Member-only story
Databricks Feature Store

Feature Stores are being used for few years now to manage machine learning data/features. Google’s Feast, an open source feature store or Uber’s Michelangelo, its very own machine learning platform which has a feature data management layer, often fascinate other companies to either implement or buy a centralize feature storage service but, they often get lost in implementation complexities or budget constraints. Along with that, as enterprises are more and more embracing managed Spark services like Databricks, often it becomes challenging to integrate the managed Spark environment with a feature store implementation.
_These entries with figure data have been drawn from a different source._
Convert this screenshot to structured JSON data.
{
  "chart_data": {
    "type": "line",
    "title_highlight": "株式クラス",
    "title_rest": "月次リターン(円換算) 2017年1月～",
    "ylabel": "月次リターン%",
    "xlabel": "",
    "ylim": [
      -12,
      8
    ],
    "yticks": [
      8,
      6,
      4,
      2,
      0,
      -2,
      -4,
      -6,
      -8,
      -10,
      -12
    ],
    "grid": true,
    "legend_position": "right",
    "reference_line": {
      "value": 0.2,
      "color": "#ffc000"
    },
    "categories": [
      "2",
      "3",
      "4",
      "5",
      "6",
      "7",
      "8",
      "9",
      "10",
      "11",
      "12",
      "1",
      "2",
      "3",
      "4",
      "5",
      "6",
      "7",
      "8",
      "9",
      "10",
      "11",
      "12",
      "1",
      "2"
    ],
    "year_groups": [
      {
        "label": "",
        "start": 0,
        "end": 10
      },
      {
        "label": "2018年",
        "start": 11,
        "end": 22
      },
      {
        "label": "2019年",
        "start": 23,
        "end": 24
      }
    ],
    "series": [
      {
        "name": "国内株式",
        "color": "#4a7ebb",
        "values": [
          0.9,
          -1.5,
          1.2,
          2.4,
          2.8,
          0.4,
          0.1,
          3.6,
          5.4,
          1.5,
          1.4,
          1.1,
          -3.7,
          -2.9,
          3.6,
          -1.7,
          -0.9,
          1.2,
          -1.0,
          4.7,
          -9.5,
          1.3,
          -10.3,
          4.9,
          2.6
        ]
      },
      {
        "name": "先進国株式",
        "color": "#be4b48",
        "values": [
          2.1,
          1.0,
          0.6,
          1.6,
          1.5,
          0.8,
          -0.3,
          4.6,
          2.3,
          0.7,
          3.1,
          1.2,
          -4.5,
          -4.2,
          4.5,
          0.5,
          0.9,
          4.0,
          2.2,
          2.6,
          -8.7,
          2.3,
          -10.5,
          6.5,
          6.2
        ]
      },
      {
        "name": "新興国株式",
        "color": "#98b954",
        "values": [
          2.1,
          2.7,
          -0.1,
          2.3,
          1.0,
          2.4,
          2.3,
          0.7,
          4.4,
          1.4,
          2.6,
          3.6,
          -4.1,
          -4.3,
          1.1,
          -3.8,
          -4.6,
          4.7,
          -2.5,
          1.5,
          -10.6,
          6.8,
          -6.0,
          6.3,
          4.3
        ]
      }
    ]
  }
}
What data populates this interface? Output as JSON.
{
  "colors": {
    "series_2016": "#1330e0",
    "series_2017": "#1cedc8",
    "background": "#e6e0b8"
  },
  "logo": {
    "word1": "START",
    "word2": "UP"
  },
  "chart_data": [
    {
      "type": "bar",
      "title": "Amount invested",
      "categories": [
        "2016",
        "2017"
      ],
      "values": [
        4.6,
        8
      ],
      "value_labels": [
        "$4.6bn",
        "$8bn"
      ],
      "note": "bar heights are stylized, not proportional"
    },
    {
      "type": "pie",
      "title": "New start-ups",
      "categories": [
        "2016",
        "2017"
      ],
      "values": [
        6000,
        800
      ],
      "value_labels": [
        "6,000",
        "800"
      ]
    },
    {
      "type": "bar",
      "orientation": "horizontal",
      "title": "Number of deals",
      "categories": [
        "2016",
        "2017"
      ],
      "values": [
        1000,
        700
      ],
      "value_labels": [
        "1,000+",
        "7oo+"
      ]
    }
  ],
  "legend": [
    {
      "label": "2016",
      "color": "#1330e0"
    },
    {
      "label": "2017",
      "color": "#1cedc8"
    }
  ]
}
Recently (at the time of this writing) Databricks has introduced an in-built feature storage & management layer in its workspace. This is going to help the users looking for a ready installed feature store to try out. In this blog, we’ll discuss the very basics of features and see how we can leverage Databricks Feature Store to store, retrieve or lookup features to create training dataset and train a univariate time series model.
What is a Feature?
Feature are data attributes — used to develop machine learning training sets. As an example, raw data from NYC Taxi Data can be transformed into following features:
1) Pickup features
Count of trips (time window = 1 hour, sliding window = 15 minutes)
Mean fare amount (time window = 1 hour, sliding window = 15 minutes)2) Drop off features
Count of trips (time window = 30 minutes)
Does trip end on the weekend (custom feature using python code)

Features are curated, often transformed. Same feature can be used by multiple teams to create multiple ML models.
What is a Feature Store?
A feature store is a data storage layer where data scientists and engineers can store, share and discover curated features. This can be of two types:
Offline Store: Contains features for model training and batch inference. Databricks uses Delta table as its offline storage.